Dazu kam Unzufriedenheit. Bei Spielern, mit denen Kespohl lange befreundet war, bei früheren Leistungsträgern, die er auf die Bank setzen musste, weil sie sich in einem Leistungsloch befanden. Nicht jeder verstand das. Es ist menschlich, dass Kespohl bei solchen Entscheidungen auch mal zögerte, sie und besonders sich und seine Arbeit immer wieder hinterfragte. Aus sportlicher Sicht, wenn es auch einfach mal um eine harte Kante geht, war die fehlende Distanz zwischen Trainer und Team, welche den HSV in der letzten Saison so stark gemacht hatte, der Knackpunkt. Das ist es, was man Kespohl von außen betrachtet im Nachhinein vorwerfen muss. Vielleicht nahm er ein bisschen zu viel Rücksicht, traf ein paar Personalentscheidungen zu spät. Vielleicht war er am Ende selbst zu emotional und zu menschlich mit dem Verein verbunden, um die Abläufe und die eingeschliffenen Mechanismen mit der nötigen Abgeklärtheit analysieren und verändern zu können. Zu viel Herzblut führt manchmal auch in die falsche Richtung. Bereits zur Winterpause war klar, dass der HSV wohl bis zum Sommer hart um den Klassenerhalt würde kämpfen müssen.

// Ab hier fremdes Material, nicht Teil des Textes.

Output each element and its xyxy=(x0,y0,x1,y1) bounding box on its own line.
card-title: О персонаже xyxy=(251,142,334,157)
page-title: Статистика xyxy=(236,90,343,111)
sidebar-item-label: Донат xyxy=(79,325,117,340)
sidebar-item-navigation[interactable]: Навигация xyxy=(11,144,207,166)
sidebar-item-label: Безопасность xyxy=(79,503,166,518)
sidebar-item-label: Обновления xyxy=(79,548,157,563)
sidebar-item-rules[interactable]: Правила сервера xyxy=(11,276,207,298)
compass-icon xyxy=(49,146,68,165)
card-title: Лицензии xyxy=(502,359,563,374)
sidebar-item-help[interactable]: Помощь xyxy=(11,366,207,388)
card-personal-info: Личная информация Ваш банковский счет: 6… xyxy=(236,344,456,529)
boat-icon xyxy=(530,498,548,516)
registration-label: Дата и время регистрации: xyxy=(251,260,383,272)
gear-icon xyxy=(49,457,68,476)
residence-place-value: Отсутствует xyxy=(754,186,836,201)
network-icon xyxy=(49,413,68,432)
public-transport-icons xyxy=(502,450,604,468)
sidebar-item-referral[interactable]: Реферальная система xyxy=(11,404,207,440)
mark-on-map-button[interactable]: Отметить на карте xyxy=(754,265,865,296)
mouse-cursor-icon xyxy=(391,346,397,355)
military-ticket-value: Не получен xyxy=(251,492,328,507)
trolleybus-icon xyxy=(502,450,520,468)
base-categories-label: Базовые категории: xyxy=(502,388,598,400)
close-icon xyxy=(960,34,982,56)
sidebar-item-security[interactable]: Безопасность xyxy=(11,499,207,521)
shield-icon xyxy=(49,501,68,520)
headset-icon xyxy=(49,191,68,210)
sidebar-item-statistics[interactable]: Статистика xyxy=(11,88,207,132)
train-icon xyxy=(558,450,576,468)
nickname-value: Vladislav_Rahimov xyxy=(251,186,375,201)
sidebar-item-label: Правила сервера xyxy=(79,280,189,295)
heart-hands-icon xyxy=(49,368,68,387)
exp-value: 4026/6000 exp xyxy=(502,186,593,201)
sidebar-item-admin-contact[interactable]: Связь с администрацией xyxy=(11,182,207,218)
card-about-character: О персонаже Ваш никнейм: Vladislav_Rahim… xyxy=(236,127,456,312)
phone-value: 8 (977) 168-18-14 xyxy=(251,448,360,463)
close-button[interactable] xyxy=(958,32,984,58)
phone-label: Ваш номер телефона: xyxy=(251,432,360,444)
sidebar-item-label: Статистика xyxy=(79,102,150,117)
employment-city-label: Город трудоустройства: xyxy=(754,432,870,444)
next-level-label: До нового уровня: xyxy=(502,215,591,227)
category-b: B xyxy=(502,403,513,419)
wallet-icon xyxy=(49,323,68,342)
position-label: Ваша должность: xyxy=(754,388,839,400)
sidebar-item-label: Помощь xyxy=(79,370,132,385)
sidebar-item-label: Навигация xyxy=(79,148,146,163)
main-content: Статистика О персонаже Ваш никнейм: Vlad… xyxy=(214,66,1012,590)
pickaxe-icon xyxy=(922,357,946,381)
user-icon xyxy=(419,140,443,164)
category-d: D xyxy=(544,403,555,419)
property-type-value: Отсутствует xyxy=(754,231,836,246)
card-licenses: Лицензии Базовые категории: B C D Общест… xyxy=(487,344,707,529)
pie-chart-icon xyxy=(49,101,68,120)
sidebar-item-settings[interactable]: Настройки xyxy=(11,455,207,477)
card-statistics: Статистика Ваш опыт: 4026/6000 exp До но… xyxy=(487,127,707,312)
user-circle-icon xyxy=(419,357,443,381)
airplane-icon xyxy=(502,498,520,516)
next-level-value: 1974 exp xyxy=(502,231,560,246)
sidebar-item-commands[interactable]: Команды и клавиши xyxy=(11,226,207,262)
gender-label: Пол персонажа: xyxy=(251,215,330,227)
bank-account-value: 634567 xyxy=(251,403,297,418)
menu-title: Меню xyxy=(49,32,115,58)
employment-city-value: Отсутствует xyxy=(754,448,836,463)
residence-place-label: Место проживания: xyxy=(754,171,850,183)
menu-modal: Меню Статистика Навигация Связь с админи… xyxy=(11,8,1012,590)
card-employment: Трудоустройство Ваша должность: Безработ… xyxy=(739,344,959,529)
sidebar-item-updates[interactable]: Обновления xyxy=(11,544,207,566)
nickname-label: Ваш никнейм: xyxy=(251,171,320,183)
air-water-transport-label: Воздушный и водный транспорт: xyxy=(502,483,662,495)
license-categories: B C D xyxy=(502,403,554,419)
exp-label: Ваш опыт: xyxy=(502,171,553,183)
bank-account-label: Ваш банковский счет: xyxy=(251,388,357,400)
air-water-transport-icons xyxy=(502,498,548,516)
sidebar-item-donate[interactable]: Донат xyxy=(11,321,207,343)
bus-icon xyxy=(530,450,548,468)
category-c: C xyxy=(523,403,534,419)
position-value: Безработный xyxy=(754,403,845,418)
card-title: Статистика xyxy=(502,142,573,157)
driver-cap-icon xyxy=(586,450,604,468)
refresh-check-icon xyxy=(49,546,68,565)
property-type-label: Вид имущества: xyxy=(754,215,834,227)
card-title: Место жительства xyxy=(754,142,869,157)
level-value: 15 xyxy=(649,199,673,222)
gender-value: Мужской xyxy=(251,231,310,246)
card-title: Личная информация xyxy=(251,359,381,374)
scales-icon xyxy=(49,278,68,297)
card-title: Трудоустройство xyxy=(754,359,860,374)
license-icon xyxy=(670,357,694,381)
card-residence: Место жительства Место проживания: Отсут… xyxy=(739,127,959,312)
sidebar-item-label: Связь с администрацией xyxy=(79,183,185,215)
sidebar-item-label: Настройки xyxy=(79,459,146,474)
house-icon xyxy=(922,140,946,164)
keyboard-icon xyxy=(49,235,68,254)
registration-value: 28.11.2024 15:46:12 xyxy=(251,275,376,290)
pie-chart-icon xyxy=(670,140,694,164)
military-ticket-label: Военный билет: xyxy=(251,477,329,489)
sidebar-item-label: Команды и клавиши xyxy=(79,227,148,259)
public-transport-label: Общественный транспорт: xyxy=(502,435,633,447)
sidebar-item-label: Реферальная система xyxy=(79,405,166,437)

Es gab Partien, da sah es so aus, als habe das Team – im Winter noch einmal verstärkt durch Bastian Gaube und Oliver Werner, die schnell zu Stammkräften wurden - verstanden, um was es geht. Dann gab es wieder Spiele, in denen nicht klar war, in welcher Welt sich das Team gerade befand. So zum Beispiel beim nahezu kampflosen 1:3 am 18. Spieltag beim SC Peckeloh. Derart aber besonders bei den beiden Niederlagen gegen die direkten Konkurrenten um den Klassenerhalt. Am 23. Spieltag verlor der HSV zuhause mit 2:3 gegen RW Kirchlengern, eine Woche später mit 1:2 beim bereits abgestiegenen SV Höxter. Der HSV hatte den ersten Fuß über den Abgrund gesetzt.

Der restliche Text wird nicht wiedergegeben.